The Four Seasons manages 45 luxury hotels worldwide and this will rise to 60, including Dublin, within the next two years.
It expects to generate a significant amount of business from existing Four Seasons customers abroad.
"As a company, we have a very strong loyalty factor from our customers," says general manager John Brennan, who is currently operating from a pre-fab office on the site.
(So loyal are the customers that many of them buy the hotel group's custom-made beds, which some might say is taking loyalty too far).
The hotel will also aim to cater for corporate-related events, such as board meetings, planning meetings and strategy sessions. It will not, says Mr Brennan, be competing with the RDS for large-scale conferences but it expects to host "ancillary meetings" connected with conferences - such as meetings of directors and advisory committees.

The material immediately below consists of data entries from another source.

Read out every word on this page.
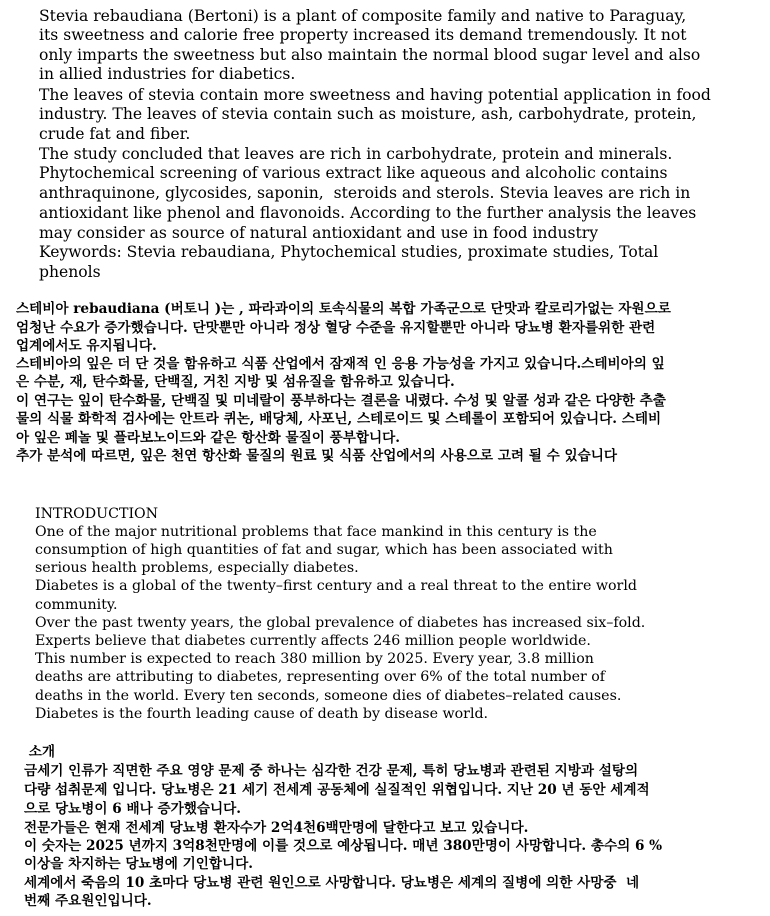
Stevia rebaudiana (Bertoni) is a plant of composite family and native to Paraguay,

its sweetness and calorie free property increased its demand tremendously. It not

only imparts the sweetness but also maintain the normal blood sugar level and also

in allied industries for diabetics.

The leaves of stevia contain more sweetness and having potential application in food

industry. The leaves of stevia contain such as moisture, ash, carbohydrate, protein,

crude fat and fiber.

The study concluded that leaves are rich in carbohydrate, protein and minerals.

Phytochemical screening of various extract like aqueous and alcoholic contains

anthraquinone, glycosides, saponin,  steroids and sterols. Stevia leaves are rich in

antioxidant like phenol and flavonoids. According to the further analysis the leaves

may consider as source of natural antioxidant and use in food industry

Keywords: Stevia rebaudiana, Phytochemical studies, proximate studies, Total

phenols

스테비아 rebaudiana (버토니 )는 , 파라과이의 토속식물의 복합 가족군으로 단맛과 칼로리가없는 자원으로

엄청난 수요가 증가했습니다. 단맛뿐만 아니라 정상 혈당 수준을 유지할뿐만 아니라 당뇨병 환자를위한 관련

업계에서도 유지됩니다.

스테비아의 잎은 더 단 것을 함유하고 식품 산업에서 잠재적 인 응용 가능성을 가지고 있습니다.스테비아의 잎

은 수분, 재, 탄수화물, 단백질, 거친 지방 및 섬유질을 함유하고 있습니다.

이 연구는 잎이 탄수화물, 단백질 및 미네랄이 풍부하다는 결론을 내렸다. 수성 및 알콜 성과 같은 다양한 추출

물의 식물 화학적 검사에는 안트라 퀴논, 배당체, 사포닌, 스테로이드 및 스테롤이 포함되어 있습니다. 스테비

아 잎은 페놀 및 플라보노이드와 같은 항산화 물질이 풍부합니다.

추가 분석에 따르면, 잎은 천연 항산화 물질의 원료 및 식품 산업에서의 사용으로 고려 될 수 있습니다

INTRODUCTION

One of the major nutritional problems that face mankind in this century is the

consumption of high quantities of fat and sugar, which has been associated with

serious health problems, especially diabetes.

Diabetes is a global of the twenty–first century and a real threat to the entire world

community.

Over the past twenty years, the global prevalence of diabetes has increased six–fold.

Experts believe that diabetes currently affects 246 million people worldwide.

This number is expected to reach 380 million by 2025. Every year, 3.8 million

deaths are attributing to diabetes, representing over 6% of the total number of

deaths in the world. Every ten seconds, someone dies of diabetes–related causes.

Diabetes is the fourth leading cause of death by disease world.

소개

금세기 인류가 직면한 주요 영양 문제 중 하나는 심각한 건강 문제, 특히 당뇨병과 관련된 지방과 설탕의

다량 섭취문제 입니다. 당뇨병은 21 세기 전세계 공동체에 실질적인 위협입니다. 지난 20 년 동안 세계적

으로 당뇨병이 6 배나 증가했습니다.

전문가들은 현재 전세계 당뇨병 환자수가 2억4천6백만명에 달한다고 보고 있습니다.

이 숫자는 2025 년까지 3억8천만명에 이를 것으로 예상됩니다. 매년 380만명이 사망합니다. 총수의 6 %

이상을 차지하는 당뇨병에 기인합니다.

세계에서 죽음의 10 초마다 당뇨병 관련 원인으로 사망합니다. 당뇨병은 세계의 질병에 의한 사망중  네

번째 주요원인입니다.
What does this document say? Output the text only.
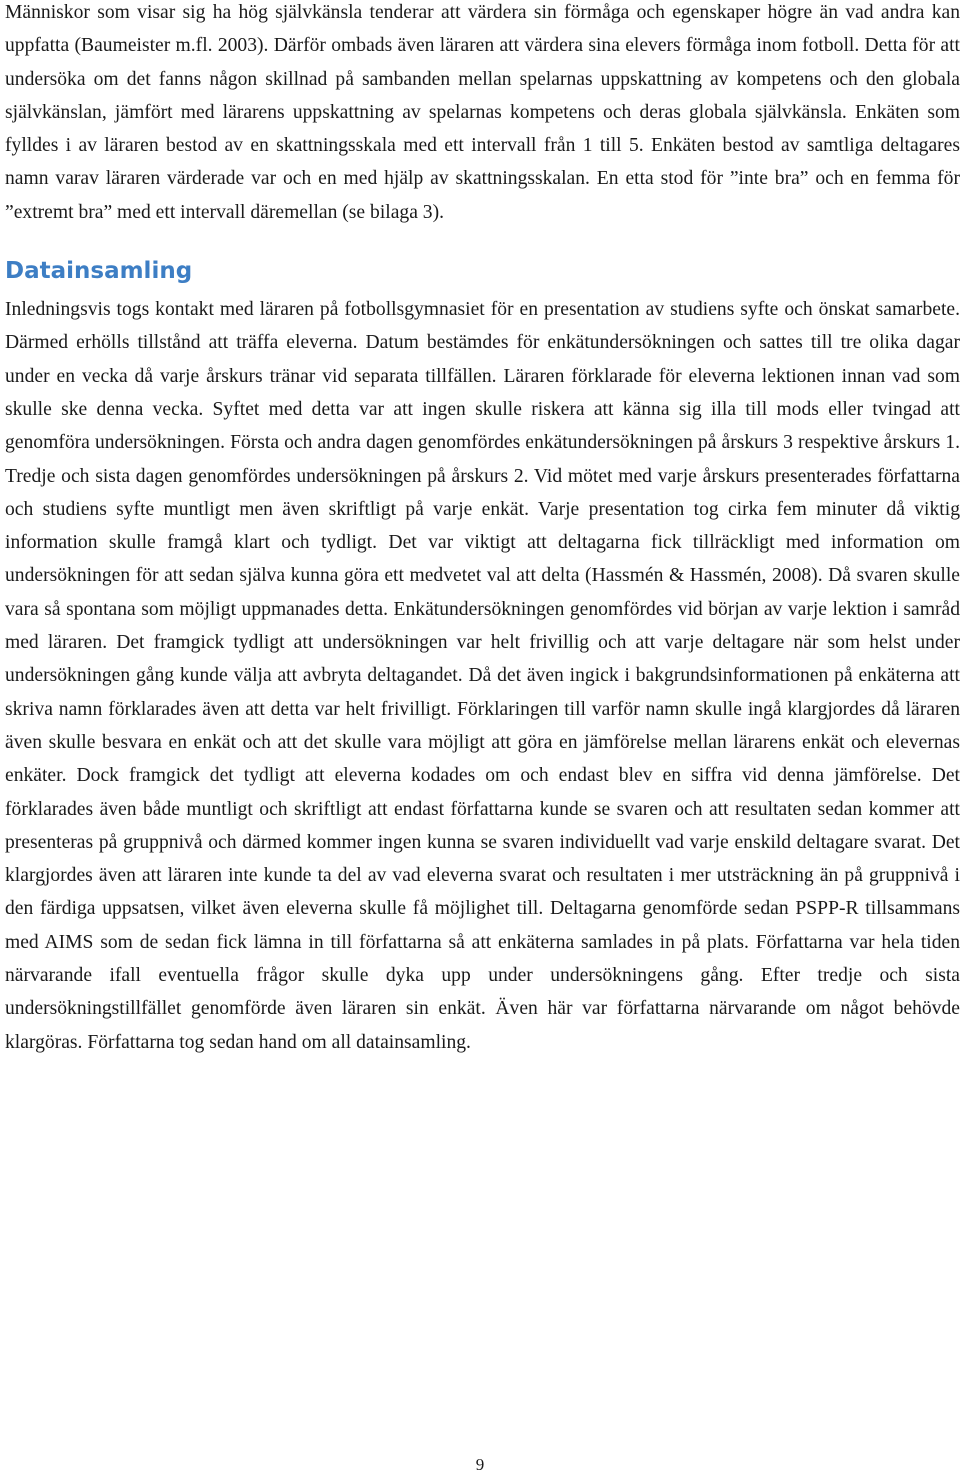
Människor som visar sig ha hög självkänsla tenderar att värdera sin förmåga och egenskaper högre än vad andra kan uppfatta (Baumeister m.fl. 2003). Därför ombads även läraren att värdera sina elevers förmåga inom fotboll. Detta för att undersöka om det fanns någon skillnad på sambanden mellan spelarnas uppskattning av kompetens och den globala självkänslan, jämfört med lärarens uppskattning av spelarnas kompetens och deras globala självkänsla. Enkäten som fylldes i av läraren bestod av en skattningsskala med ett intervall från 1 till 5. Enkäten bestod av samtliga deltagares namn varav läraren värderade var och en med hjälp av skattningsskalan. En etta stod för ”inte bra” och en femma för ”extremt bra” med ett intervall däremellan (se bilaga 3).

Datainsamling

Inledningsvis togs kontakt med läraren på fotbollsgymnasiet för en presentation av studiens syfte och önskat samarbete. Därmed erhölls tillstånd att träffa eleverna. Datum bestämdes för enkätundersökningen och sattes till tre olika dagar under en vecka då varje årskurs tränar vid separata tillfällen. Läraren förklarade för eleverna lektionen innan vad som skulle ske denna vecka. Syftet med detta var att ingen skulle riskera att känna sig illa till mods eller tvingad att genomföra undersökningen. Första och andra dagen genomfördes enkätundersökningen på årskurs 3 respektive årskurs 1. Tredje och sista dagen genomfördes undersökningen på årskurs 2. Vid mötet med varje årskurs presenterades författarna och studiens syfte muntligt men även skriftligt på varje enkät. Varje presentation tog cirka fem minuter då viktig information skulle framgå klart och tydligt. Det var viktigt att deltagarna fick tillräckligt med information om undersökningen för att sedan själva kunna göra ett medvetet val att delta (Hassmén & Hassmén, 2008). Då svaren skulle vara så spontana som möjligt uppmanades detta. Enkätundersökningen genomfördes vid början av varje lektion i samråd med läraren. Det framgick tydligt att undersökningen var helt frivillig och att varje deltagare när som helst under undersökningen gång kunde välja att avbryta deltagandet. Då det även ingick i bakgrundsinformationen på enkäterna att skriva namn förklarades även att detta var helt frivilligt. Förklaringen till varför namn skulle ingå klargjordes då läraren även skulle besvara en enkät och att det skulle vara möjligt att göra en jämförelse mellan lärarens enkät och elevernas enkäter. Dock framgick det tydligt att eleverna kodades om och endast blev en siffra vid denna jämförelse. Det förklarades även både muntligt och skriftligt att endast författarna kunde se svaren och att resultaten sedan kommer att presenteras på gruppnivå och därmed kommer ingen kunna se svaren individuellt vad varje enskild deltagare svarat. Det klargjordes även att läraren inte kunde ta del av vad eleverna svarat och resultaten i mer utsträckning än på gruppnivå i den färdiga uppsatsen, vilket även eleverna skulle få möjlighet till. Deltagarna genomförde sedan PSPP-R tillsammans med AIMS som de sedan fick lämna in till författarna så att enkäterna samlades in på plats. Författarna var hela tiden närvarande ifall eventuella frågor skulle dyka upp under undersökningens gång. Efter tredje och sista undersökningstillfället genomförde även läraren sin enkät. Även här var författarna närvarande om något behövde klargöras. Författarna tog sedan hand om all datainsamling.

9
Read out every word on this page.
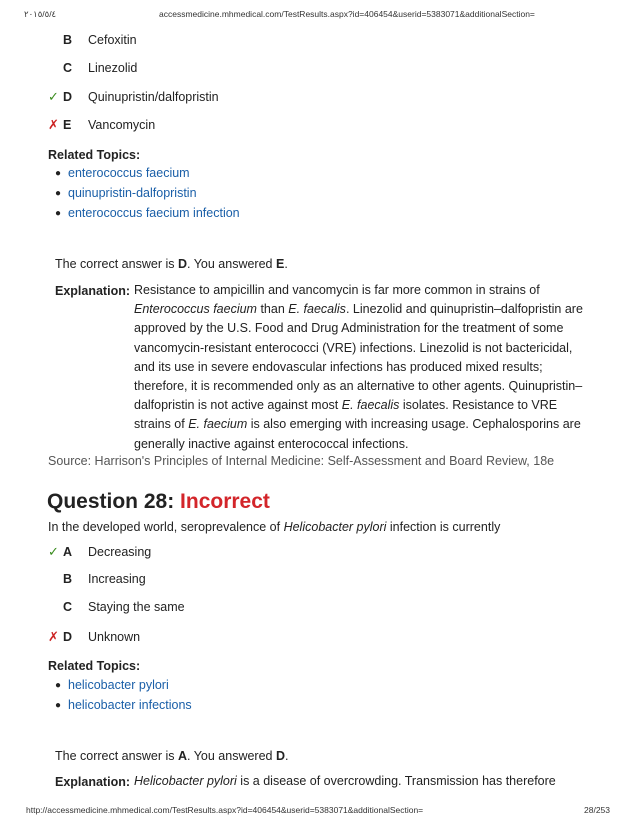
٢٠١٥/٥/٤	accessmedicine.mhmedical.com/TestResults.aspx?id=406454&userid=5383071&additionalSection=
B Cefoxitin
C Linezolid
✓ D Quinupristin/dalfopristin
✗ E Vancomycin
Related Topics:
● enterococcus faecium
● quinupristin-dalfopristin
● enterococcus faecium infection
The correct answer is D. You answered E.
Explanation: Resistance to ampicillin and vancomycin is far more common in strains of Enterococcus faecium than E. faecalis. Linezolid and quinupristin–dalfopristin are approved by the U.S. Food and Drug Administration for the treatment of some vancomycin-resistant enterococci (VRE) infections. Linezolid is not bactericidal, and its use in severe endovascular infections has produced mixed results; therefore, it is recommended only as an alternative to other agents. Quinupristin–dalfopristin is not active against most E. faecalis isolates. Resistance to VRE strains of E. faecium is also emerging with increasing usage. Cephalosporins are generally inactive against enterococcal infections.
Source: Harrison's Principles of Internal Medicine: Self-Assessment and Board Review, 18e
Question 28: Incorrect
In the developed world, seroprevalence of Helicobacter pylori infection is currently
✓ A Decreasing
B Increasing
C Staying the same
✗ D Unknown
Related Topics:
● helicobacter pylori
● helicobacter infections
The correct answer is A. You answered D.
Explanation: Helicobacter pylori is a disease of overcrowding. Transmission has therefore
http://accessmedicine.mhmedical.com/TestResults.aspx?id=406454&userid=5383071&additionalSection=	28/253
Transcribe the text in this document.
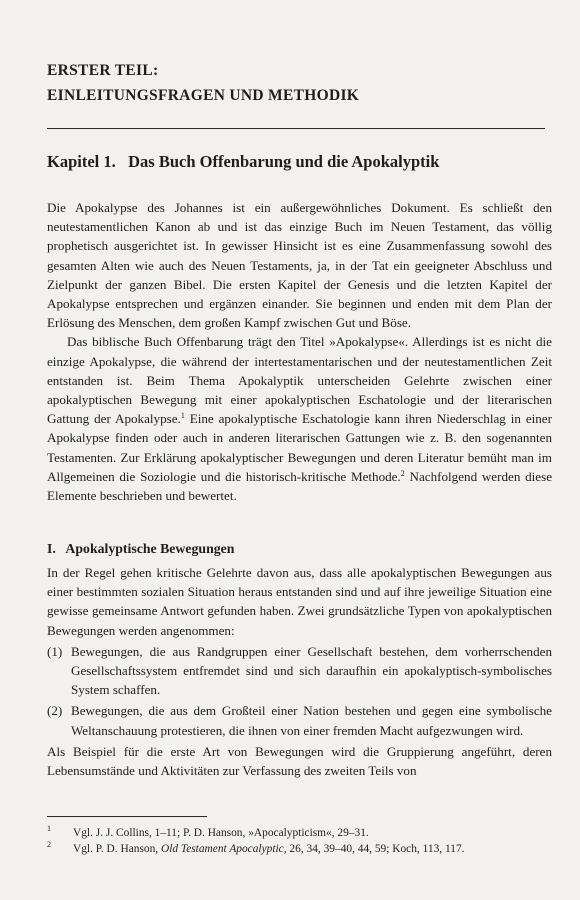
ERSTER TEIL:
EINLEITUNGSFRAGEN UND METHODIK
Kapitel 1.   Das Buch Offenbarung und die Apokalyptik

Die Apokalypse des Johannes ist ein außergewöhnliches Dokument. Es schließt den neutestamentlichen Kanon ab und ist das einzige Buch im Neuen Testament, das völlig prophetisch ausgerichtet ist. In gewisser Hinsicht ist es eine Zusammenfassung sowohl des gesamten Alten wie auch des Neuen Testaments, ja, in der Tat ein geeigneter Abschluss und Zielpunkt der ganzen Bibel. Die ersten Kapitel der Genesis und die letzten Kapitel der Apokalypse entsprechen und ergänzen einander. Sie beginnen und enden mit dem Plan der Erlösung des Menschen, dem großen Kampf zwischen Gut und Böse.

Das biblische Buch Offenbarung trägt den Titel »Apokalypse«. Allerdings ist es nicht die einzige Apokalypse, die während der intertestamentarischen und der neutestamentlichen Zeit entstanden ist. Beim Thema Apokalyptik unterscheiden Gelehrte zwischen einer apokalyptischen Bewegung mit einer apokalyptischen Eschatologie und der literarischen Gattung der Apokalypse.$^1$ Eine apokalyptische Eschatologie kann ihren Niederschlag in einer Apokalypse finden oder auch in anderen literarischen Gattungen wie z. B. den sogenannten Testamenten. Zur Erklärung apokalyptischer Bewegungen und deren Literatur bemüht man im Allgemeinen die Soziologie und die historisch-kritische Methode.$^2$ Nachfolgend werden diese Elemente beschrieben und bewertet.

I.   Apokalyptische Bewegungen

In der Regel gehen kritische Gelehrte davon aus, dass alle apokalyptischen Bewegungen aus einer bestimmten sozialen Situation heraus entstanden sind und auf ihre jeweilige Situation eine gewisse gemeinsame Antwort gefunden haben. Zwei grundsätzliche Typen von apokalyptischen Bewegungen werden angenommen:

(1) Bewegungen, die aus Randgruppen einer Gesellschaft bestehen, dem vorherrschenden Gesellschaftssystem entfremdet sind und sich daraufhin ein apokalyptisch-symbolisches System schaffen.
(2) Bewegungen, die aus dem Großteil einer Nation bestehen und gegen eine symbolische Weltanschauung protestieren, die ihnen von einer fremden Macht aufgezwungen wird.

Als Beispiel für die erste Art von Bewegungen wird die Gruppierung angeführt, deren Lebensumstände und Aktivitäten zur Verfassung des zweiten Teils von

1 Vgl. J. J. Collins, 1–11; P. D. Hanson, »Apocalypticism«, 29–31.
2 Vgl. P. D. Hanson, Old Testament Apocalyptic, 26, 34, 39–40, 44, 59; Koch, 113, 117.
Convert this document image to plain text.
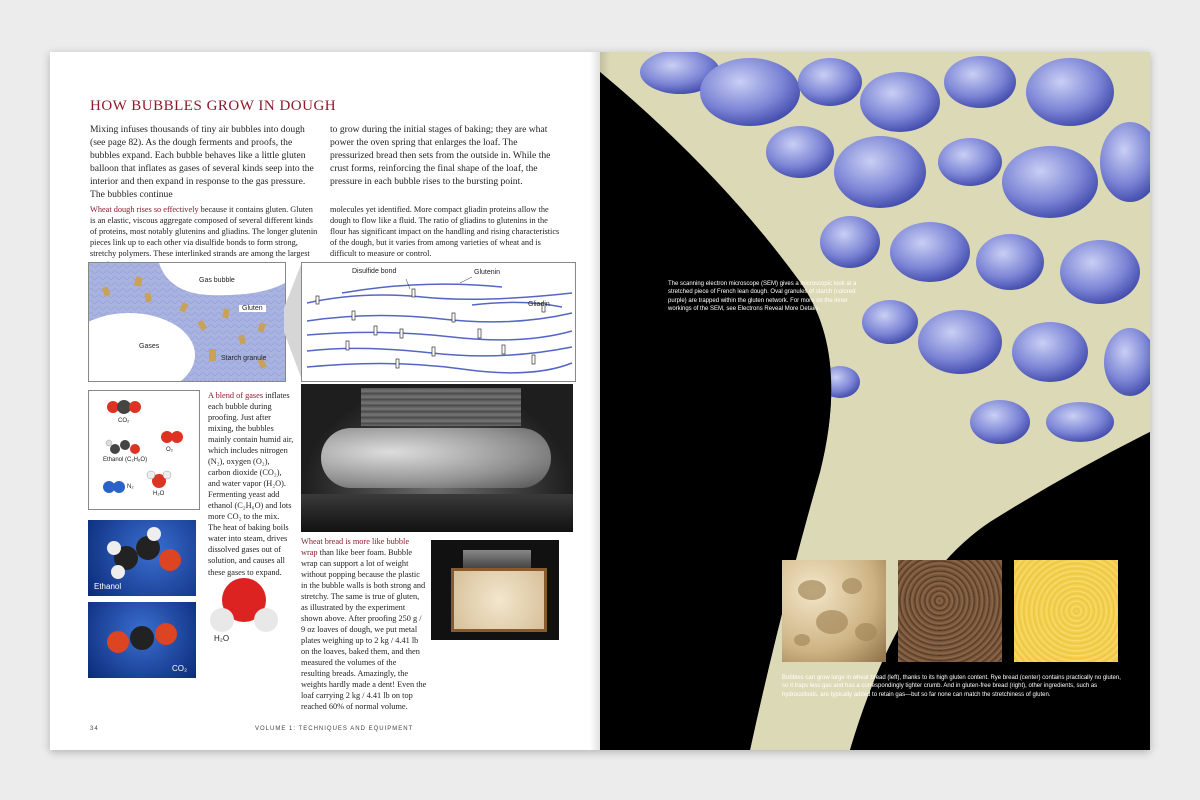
HOW BUBBLES GROW IN DOUGH
Mixing infuses thousands of tiny air bubbles into dough (see page 82). As the dough ferments and proofs, the bubbles expand. Each bubble behaves like a little gluten balloon that inflates as gases of several kinds seep into the interior and then expand in response to the gas pressure. The bubbles continue
to grow during the initial stages of baking; they are what power the oven spring that enlarges the loaf. The pressurized bread then sets from the outside in. While the crust forms, reinforcing the final shape of the loaf, the pressure in each bubble rises to the bursting point.
Wheat dough rises so effectively because it contains gluten. Gluten is an elastic, viscous aggregate composed of several different kinds of proteins, most notably glutenins and gliadins. The longer glutenin pieces link up to each other via disulfide bonds to form strong, stretchy polymers. These interlinked strands are among the largest
molecules yet identified. More compact gliadin proteins allow the dough to flow like a fluid. The ratio of gliadins to glutenins in the flour has significant impact on the handling and rising characteristics of the dough, but it varies from among varieties of wheat and is difficult to measure or control.
Gas bubble
Gluten
Gases
Starch granule
Disulfide bond	Glutenin
Gliadin
CO₂
O₂
Ethanol (C₂H₆O)
N₂
H₂O
A blend of gases inflates each bubble during proofing. Just after mixing, the bubbles mainly contain humid air, which includes nitrogen (N₂), oxygen (O₂), carbon dioxide (CO₂), and water vapor (H₂O). Fermenting yeast add ethanol (C₂H₆O) and lots more CO₂ to the mix. The heat of baking boils water into steam, drives dissolved gases out of solution, and causes all these gases to expand.
Ethanol
CO₂
H₂O
Wheat bread is more like bubble wrap than like beer foam. Bubble wrap can support a lot of weight without popping because the plastic in the bubble walls is both strong and stretchy. The same is true of gluten, as illustrated by the experiment shown above. After proofing 250 g / 9 oz loaves of dough, we put metal plates weighing up to 2 kg / 4.41 lb on the loaves, baked them, and then measured the volumes of the resulting breads. Amazingly, the weights hardly made a dent! Even the loaf carrying 2 kg / 4.41 lb on top reached 60% of normal volume.
34	VOLUME 1: TECHNIQUES AND EQUIPMENT
The scanning electron microscope (SEM) gives a microscopic look at a stretched piece of French lean dough. Oval granules of starch (colored purple) are trapped within the gluten network. For more on the inner workings of the SEM, see Electrons Reveal More Details.
Bubbles can grow large in wheat bread (left), thanks to its high gluten content. Rye bread (center) contains practically no gluten, so it traps less gas and has a correspondingly tighter crumb. And in gluten-free bread (right), other ingredients, such as hydrocolloids, are typically added to retain gas—but so far none can match the stretchiness of gluten.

The hotel will have 254 guest rooms and suites. It will include a health club with a swimming-pool, sauna and other facilities for the use of guests only. Its main ballroom can accommodate as many as 500 people and its "junior" ballroom 300.
Its not clear how much an Four Seasons room will cost per night - Mr - Mr Brennan says they haven't been finally worked out yet - but Four Seasons hotels are generally pitched at the top end of the market. Another kid on the same block is Bewley's Hotel in Thomas Prior House, the old Masonic school for orphan girls, which is beside Simmonscourt.
In line with the newish and increasingly popular trend of charging by the room, it has a tariff of £69 per room and £138 for a two-room apartment (the latter have their own kitchen). It has 220 rooms and 74 apartments, and a large underground car-park. A key part of its strategy according to manager Clio O'Gara, is that it will not bump up its prices for sports events or other special occasions. This is one reason, she says, for the fact that the hotel has been full for most of the five weekends since it has been open. She is already winning business from hotels which increase their prices by 50 per cent for special occasions.
And, no, she insists, she will not increase her prices for the millennium.
Its link with Bewley's Hotel at Newlands Cross has also generated business from people who have previously used that hotel, she says, and its O'Connell's restaurant is already being received favourably.
The hotel aims to get business from companies in the area and sees rugby internationals and RDS conferences as providing a healthy stream of guests. She even expects - the Four Seasons will be pleased to hear - that people working at conferences in her luxury rival will jump at the chance of a room in Bewleys for £69.
There's synergy - and confidence - for you.